Broad societal concerns, such as depletion of the earth’s resources, will focus public attention increasingly on architects’ compliance with building regulatory requirements. Ironically, the US Green Building Council, Architecture 2030, and Architects for Humanity have fostered broader awareness in this area than any of the more well-established professional organizations. Architects seeking to incorporate green design logic into their work need not succumb to intuitive green design frenzy, however. Metrics derived from the Digital Design Ecosystem will enable them to speak above the fray, similar to automobile fuel efficiency or appliance power consumption ratings. 

Performance simulation for green design. (Courtesy: SOM, 2008)  

Technologically-driven form-finding is not an attempt to pre-configure or automate design. A pushbutton, one-size-fits-all approach holds no quarter. Performative feedback is intended to increase the amount of design information available to architects, not decide for them. The Digital Design Ecosystem will necessitate training architecture students to calibrate and test the tools they are employing, in order to fully understand and validate the results being generated—as medical interns have done for years. Architectural licensure can then be governed by substantial hands-on practice, with expertise derived from implementation of fundamental design principals and metrics.

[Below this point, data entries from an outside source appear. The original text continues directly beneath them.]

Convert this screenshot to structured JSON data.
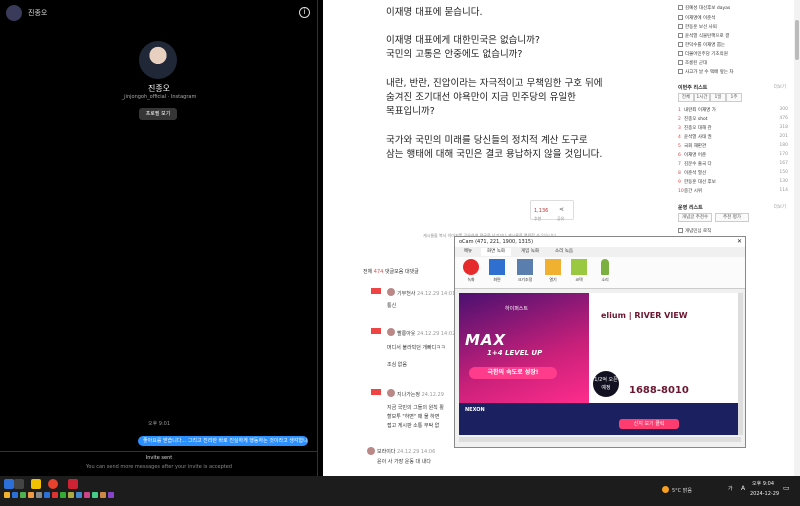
{
  "dm": {
    "username": "진종오",
    "handle": "_jinjongoh_official · Instagram",
    "profile_button": "프로필 보기",
    "time": "오후 9:01",
    "message": "좋아요를 받습니다... 그리고 진리란 바로 진실하게 행동하는 것이라고 생각합니다.",
    "invite_title": "Invite sent",
    "invite_sub": "You can send more messages after your invite is accepted"
  },
  "article": {
    "lines": [
      "이재명 대표에 묻습니다.",
      "이재명 대표에게 대한민국은 없습니까?",
      "국민의 고통은 안중에도 없습니까?",
      "내란, 반란, 진압이라는 자극적이고 무책임한 구호 뒤에",
      "숨겨진 조기대선 야욕만이 지금 민주당의 유일한",
      "목표입니까?",
      "국가와 국민의 미래를 당신들의 정치적 계산 도구로",
      "삼는 행태에 대해 국민은 결코 용납하지 않을 것입니다."
    ],
    "like_count": "1,136",
    "like_label": "추천",
    "share_label": "공유",
    "note": "게시물을 복사 이미지를 공유하여 댓글을 남기거나 게시물을 열람할 수 있습니다."
  },
  "sidebar": {
    "top_items": [
      "김예성 대선후보 dayas",
      "이재명에 이준석",
      "한동훈 보선 사퇴",
      "윤석열 식물탄핵으로 결",
      "한덕수를 이재명 뽑는",
      "더불어민주당 기초의원",
      "조롱된 군대",
      "사고가 날 수 택배 앞는 차"
    ],
    "rank_title": "이번주 리스트",
    "rank_more": "더보기",
    "tabs": [
      "전체",
      "1시간",
      "1일",
      "1주"
    ],
    "rank_items": [
      {
        "n": "1",
        "t": "내란죄 이재명 가",
        "v": "300"
      },
      {
        "n": "2",
        "t": "진종오 shot",
        "v": "476"
      },
      {
        "n": "3",
        "t": "진종오 대해 관",
        "v": "318"
      },
      {
        "n": "4",
        "t": "윤석열 사태 권",
        "v": "201"
      },
      {
        "n": "5",
        "t": "국회 재판관",
        "v": "180"
      },
      {
        "n": "6",
        "t": "이재명 어준",
        "v": "170"
      },
      {
        "n": "7",
        "t": "김문수 출국 다",
        "v": "167"
      },
      {
        "n": "8",
        "t": "이준석 열선",
        "v": "150"
      },
      {
        "n": "9",
        "t": "한동훈 대선 후보",
        "v": "130"
      },
      {
        "n": "10",
        "t": "중간 시위",
        "v": "114"
      }
    ],
    "ops_title": "운영 리스트",
    "ops_more": "더보기",
    "ops_tabs": [
      "개념글 추천수",
      "추천 평가"
    ],
    "ops_item": "개념민심 로직"
  },
  "comments": {
    "tabs": [
      "전체",
      "댓글모음",
      "대댓글"
    ],
    "count": "474",
    "items": [
      {
        "name": "기부천사",
        "date": "24.12.29 14:01",
        "text": "통신"
      },
      {
        "name": "빨릉아웃",
        "date": "24.12.29 14:02",
        "text": "머디서 불라빅던 개빠디ㅋㅋ"
      },
      {
        "name": "",
        "date": "",
        "text": "조심 없음"
      },
      {
        "name": "지나가는정",
        "date": "24.12.29",
        "text": "지금 국민의 그들의 원칙 활"
      },
      {
        "name": "",
        "date": "",
        "text": "할보투 \"하면\" 때 물 하면"
      },
      {
        "name": "",
        "date": "",
        "text": "접고 게시판 소통 부탁 없"
      },
      {
        "name": "보라이다",
        "date": "24.12.29 14:06",
        "text": "윤이 사 가장 운동 대 내다"
      }
    ]
  },
  "ocam": {
    "title": "oCam (471, 221, 1900, 1315)",
    "menus": [
      "메뉴",
      "화면 녹화",
      "게임 녹화",
      "소리 녹음"
    ],
    "tools": [
      "녹화",
      "화면",
      "크기조정",
      "열기",
      "코덱",
      "소리"
    ]
  },
  "ad": {
    "brand": "하이퍼스트",
    "headline": "MAX",
    "sub": "1+4 LEVEL UP",
    "speed": "극한의 속도로 성장!",
    "elium": "elium | RIVER VIEW",
    "badge": "1/2억 오픈 예정",
    "phone": "1688-8010",
    "nexon": "NEXON",
    "button": "신지 보기 클릭"
  },
  "taskbar": {
    "weather": "5°C 맑음",
    "time": "오후 9:04",
    "date": "2024-12-29",
    "ime": "A",
    "ime2": "가"
  }
}
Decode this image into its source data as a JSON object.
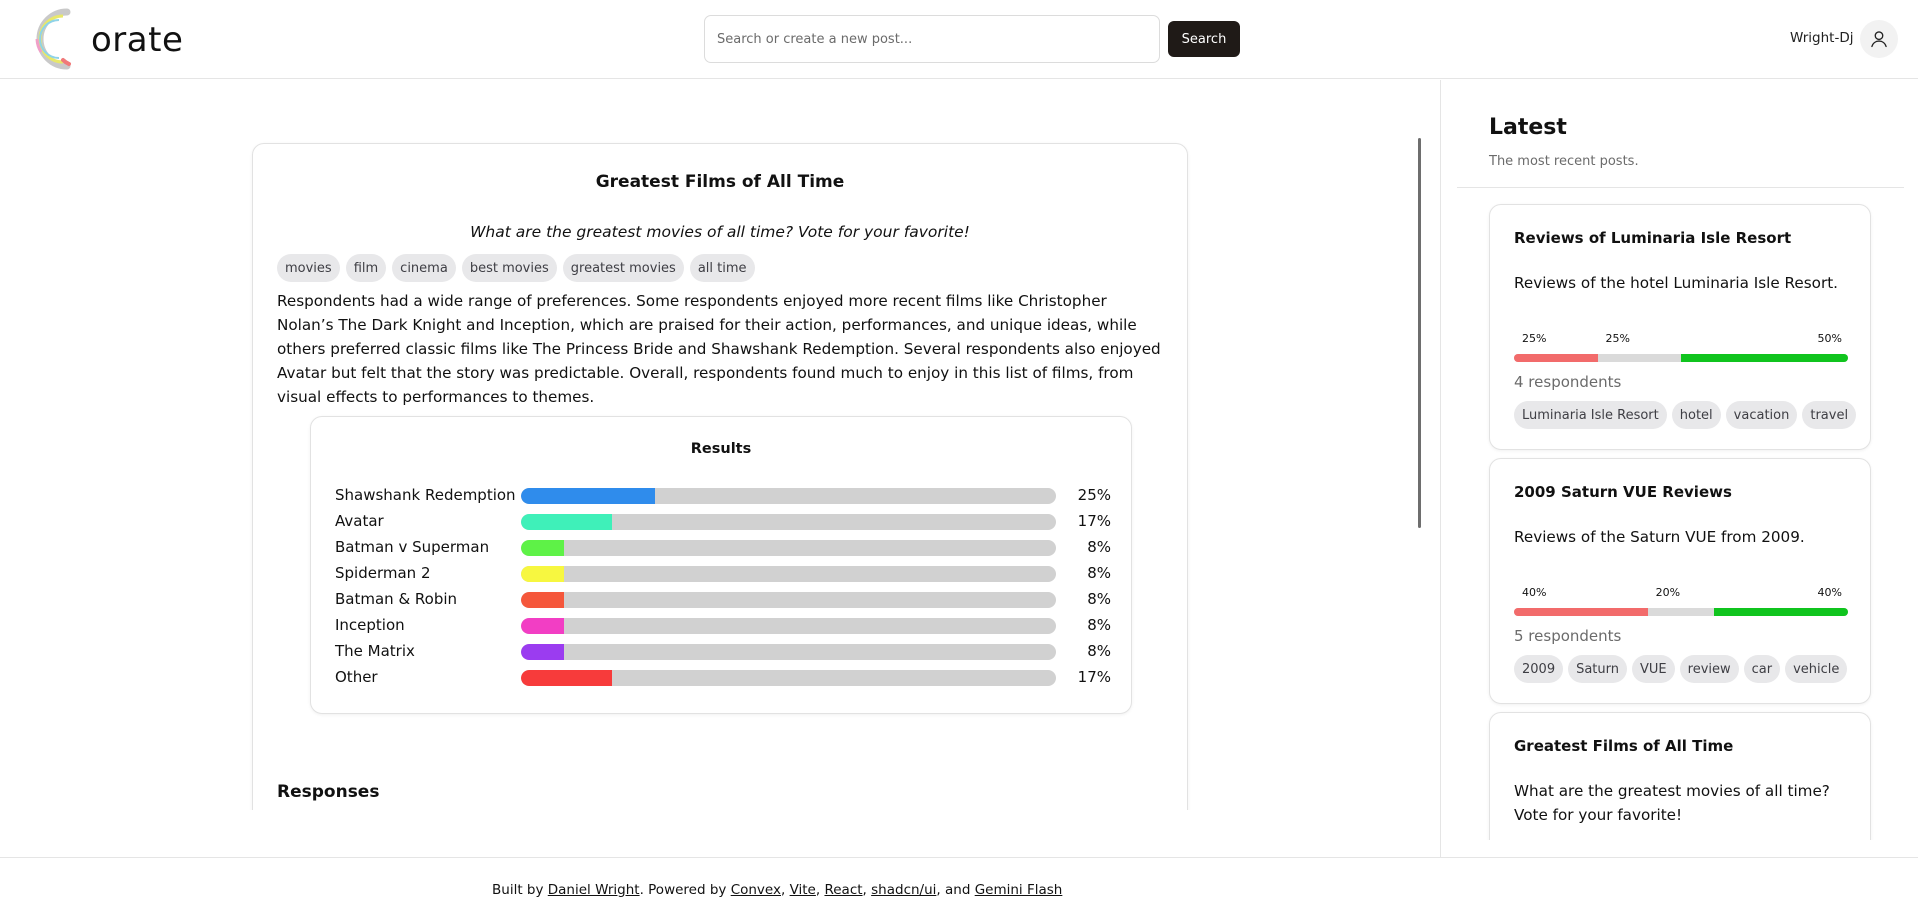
{
  "header": {
    "logo_text": "orate",
    "search_placeholder": "Search or create a new post...",
    "search_button": "Search",
    "username": "Wright-Dj"
  },
  "post": {
    "title": "Greatest Films of All Time",
    "question": "What are the greatest movies of all time? Vote for your favorite!",
    "tags": [
      "movies",
      "film",
      "cinema",
      "best movies",
      "greatest movies",
      "all time"
    ],
    "summary": "Respondents had a wide range of preferences. Some respondents enjoyed more recent films like Christopher Nolan’s The Dark Knight and Inception, which are praised for their action, performances, and unique ideas, while others preferred classic films like The Princess Bride and Shawshank Redemption. Several respondents also enjoyed Avatar but felt that the story was predictable. Overall, respondents found much to enjoy in this list of films, from visual effects to performances to themes.",
    "results_title": "Results",
    "results": [
      {
        "label": "Shawshank Redemption",
        "pct": "25%",
        "value": 25,
        "color": "#2f8cec"
      },
      {
        "label": "Avatar",
        "pct": "17%",
        "value": 17,
        "color": "#3ff0b9"
      },
      {
        "label": "Batman v Superman",
        "pct": "8%",
        "value": 8,
        "color": "#5ef247"
      },
      {
        "label": "Spiderman 2",
        "pct": "8%",
        "value": 8,
        "color": "#f7f740"
      },
      {
        "label": "Batman & Robin",
        "pct": "8%",
        "value": 8,
        "color": "#f5573b"
      },
      {
        "label": "Inception",
        "pct": "8%",
        "value": 8,
        "color": "#f23ec4"
      },
      {
        "label": "The Matrix",
        "pct": "8%",
        "value": 8,
        "color": "#9b3cf0"
      },
      {
        "label": "Other",
        "pct": "17%",
        "value": 17,
        "color": "#f73b3b"
      }
    ],
    "responses_heading": "Responses"
  },
  "sidebar": {
    "title": "Latest",
    "subtitle": "The most recent posts.",
    "cards": [
      {
        "title": "Reviews of Luminaria Isle Resort",
        "description": "Reviews of the hotel Luminaria Isle Resort.",
        "dist": [
          {
            "label": "25%",
            "value": 25,
            "color": "#f26b6b"
          },
          {
            "label": "25%",
            "value": 25,
            "color": "#dadada"
          },
          {
            "label": "50%",
            "value": 50,
            "color": "#10c41e"
          }
        ],
        "respondents": "4 respondents",
        "tags": [
          "Luminaria Isle Resort",
          "hotel",
          "vacation",
          "travel"
        ]
      },
      {
        "title": "2009 Saturn VUE Reviews",
        "description": "Reviews of the Saturn VUE from 2009.",
        "dist": [
          {
            "label": "40%",
            "value": 40,
            "color": "#f26b6b"
          },
          {
            "label": "20%",
            "value": 20,
            "color": "#dadada"
          },
          {
            "label": "40%",
            "value": 40,
            "color": "#10c41e"
          }
        ],
        "respondents": "5 respondents",
        "tags": [
          "2009",
          "Saturn",
          "VUE",
          "review",
          "car",
          "vehicle"
        ]
      },
      {
        "title": "Greatest Films of All Time",
        "description": "What are the greatest movies of all time? Vote for your favorite!"
      }
    ]
  },
  "footer": {
    "built_by": "Built by ",
    "author": "Daniel Wright",
    "powered_by": ". Powered by ",
    "links": [
      "Convex",
      "Vite",
      "React",
      "shadcn/ui"
    ],
    "and": ", and ",
    "last_link": "Gemini Flash"
  }
}
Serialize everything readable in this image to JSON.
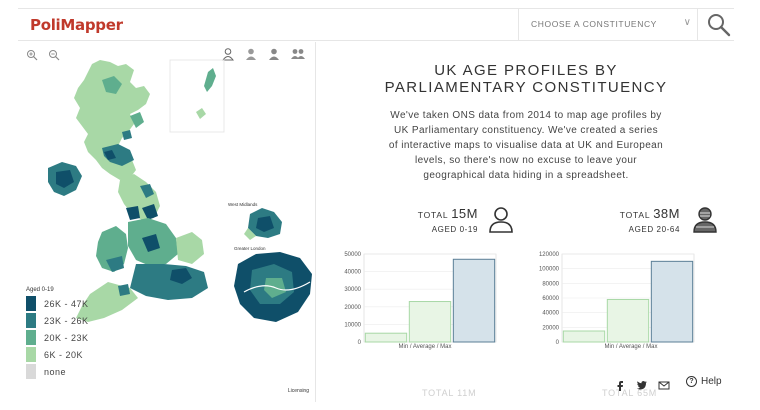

A Momentous Opportunity for Change

Medical internship is firmly rooted in performative practice. Architecture is not. Design curricula aimed at teaching architectural aesthetic self-discovery should be dramatically augmented, not displaced, by technology. Educational change will not occur via acquisition of new computers or teaching specific software but as an endemic redirection which jettisons antiquated practices and modernizes internship. Fluency in advanced software programming languages will be critical to enabling new methodologies, as will broader, less insular, dissemination of academic research. A post-graduate “low-wage for master apprenticeship” syndrome lowers architects’ self-esteem and encourages client denigration. Licensing exams which focus on comprehension of physical accessibility and safety but deny candidates the right to identify their mistakes—to learn from them—are inexcusable.

BIM’s deployment in the AEC marketplace has not been lost on construction managers and owners’ representatives, whose desire to rein in costs does not particularly bring architects first to mind. The specter of using BIM to ‘borrow’ schematic architectural design concepts—incorporating them solely as ‘themes’ into built work—suggests architects abdicate other responsibilities. Daumier’s caricatures resonate from a century ago, and unless architects avail themselves of their Golden Calf-like worship of form following ‘starchitecture,’ a preordained future hovers beyond.

Early Modernism’s aspirations may have ended as appliqué but a momentous opportunity for change still exists. Integration of analytical technology into the design process and interpretive skills facilitated through internship will establish codified architectural science without forgoing parametric geometry or relinquishment of aesthetic ideals. To the contrary, their significance will increase and enable a coalescence of science and art.